After twelve difficult years together, she had enough courage to leave him and moved to San Francisco. She never learned how her ex-husband contracted HIV. Before he passed away three years ago, her animosity towards him died quietly, with her forgiveness in its purest surrender. “There was no way he could be true in this lifetime, so all I could do was be true to myself,” she explains. “I let go of his responsibility to me.”

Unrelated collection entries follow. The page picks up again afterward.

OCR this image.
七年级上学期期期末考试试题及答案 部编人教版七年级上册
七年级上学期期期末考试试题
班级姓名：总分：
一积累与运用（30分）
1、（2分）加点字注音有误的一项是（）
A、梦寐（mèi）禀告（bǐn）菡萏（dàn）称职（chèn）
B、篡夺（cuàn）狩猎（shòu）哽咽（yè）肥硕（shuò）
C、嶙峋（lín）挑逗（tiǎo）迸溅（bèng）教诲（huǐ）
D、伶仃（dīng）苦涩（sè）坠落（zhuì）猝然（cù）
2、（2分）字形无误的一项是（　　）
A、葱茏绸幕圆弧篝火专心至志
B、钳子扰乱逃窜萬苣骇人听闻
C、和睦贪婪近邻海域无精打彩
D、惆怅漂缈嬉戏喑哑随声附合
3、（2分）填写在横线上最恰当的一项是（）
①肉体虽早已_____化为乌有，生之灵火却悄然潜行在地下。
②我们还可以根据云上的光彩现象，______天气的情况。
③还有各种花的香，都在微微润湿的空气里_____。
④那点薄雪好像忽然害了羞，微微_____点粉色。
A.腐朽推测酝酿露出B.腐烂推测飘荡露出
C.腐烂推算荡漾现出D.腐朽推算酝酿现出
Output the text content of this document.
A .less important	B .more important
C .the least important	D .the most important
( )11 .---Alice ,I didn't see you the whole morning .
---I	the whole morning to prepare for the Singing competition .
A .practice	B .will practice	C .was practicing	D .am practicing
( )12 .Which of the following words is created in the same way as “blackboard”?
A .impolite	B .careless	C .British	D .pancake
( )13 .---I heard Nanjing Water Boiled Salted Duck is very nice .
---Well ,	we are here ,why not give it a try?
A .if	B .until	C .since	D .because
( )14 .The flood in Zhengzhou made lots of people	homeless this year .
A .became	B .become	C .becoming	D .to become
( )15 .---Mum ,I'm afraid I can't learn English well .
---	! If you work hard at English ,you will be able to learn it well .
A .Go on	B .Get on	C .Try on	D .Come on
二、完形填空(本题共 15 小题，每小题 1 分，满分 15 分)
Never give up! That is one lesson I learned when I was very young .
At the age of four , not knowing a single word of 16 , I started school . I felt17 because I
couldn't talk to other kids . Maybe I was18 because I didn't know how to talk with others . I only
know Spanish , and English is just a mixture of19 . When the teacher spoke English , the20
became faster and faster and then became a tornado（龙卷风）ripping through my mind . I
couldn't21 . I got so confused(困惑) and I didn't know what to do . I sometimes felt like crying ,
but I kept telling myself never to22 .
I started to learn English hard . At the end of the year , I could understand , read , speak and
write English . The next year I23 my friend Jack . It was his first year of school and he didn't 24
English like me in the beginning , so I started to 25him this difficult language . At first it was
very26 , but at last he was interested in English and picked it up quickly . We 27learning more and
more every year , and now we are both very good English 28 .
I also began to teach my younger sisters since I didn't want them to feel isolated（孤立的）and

Three years ago her T-cells were below one-hundred. The lower T-cell count, the greater an opportunity there is for an infection. With her new medications, the count has moved up to five-hundred. A normal T-cell count is between six-hundred and sixteeen-hundred. Her cancer has now stabilized and her immune system is slowly regenerating.

These days, the littlest things matter: the thrill of hunting for a good deal with her best friend, visiting with her nephews, watching old films, walking her dogs, getting hugs and kisses from her customers, and eating peanut-butter chocolate ice cream.

The day she was leaving for San Francisco, Rocky, her nine-year-old, Chihuahua/corgi canine companion, sneaked into her green Mazda, hid in the backseat, and wedged himself between suitcases. He’s been her faithful little baby for eight years. She added a new addition to her family six months ago, another mixed breed dog, named Charlie. They’ve brought joy and healing to her existence.

“HIV has become so prevalent in my life that it’s changed who I am, but maybe for the better,” says Kissell. “I’ve never felt like giving up. I’m not sure how confident I am, but I know HIV is not gonna kill me. It’s not in my heart to be negative anymore.”

In her living room, she sits on a floral sheet-covered couch adorned with ten pillows. Her two dogs snuggle up to her, licking her lips, whimpering. Her laughter brightens the room once again. She’s still alive.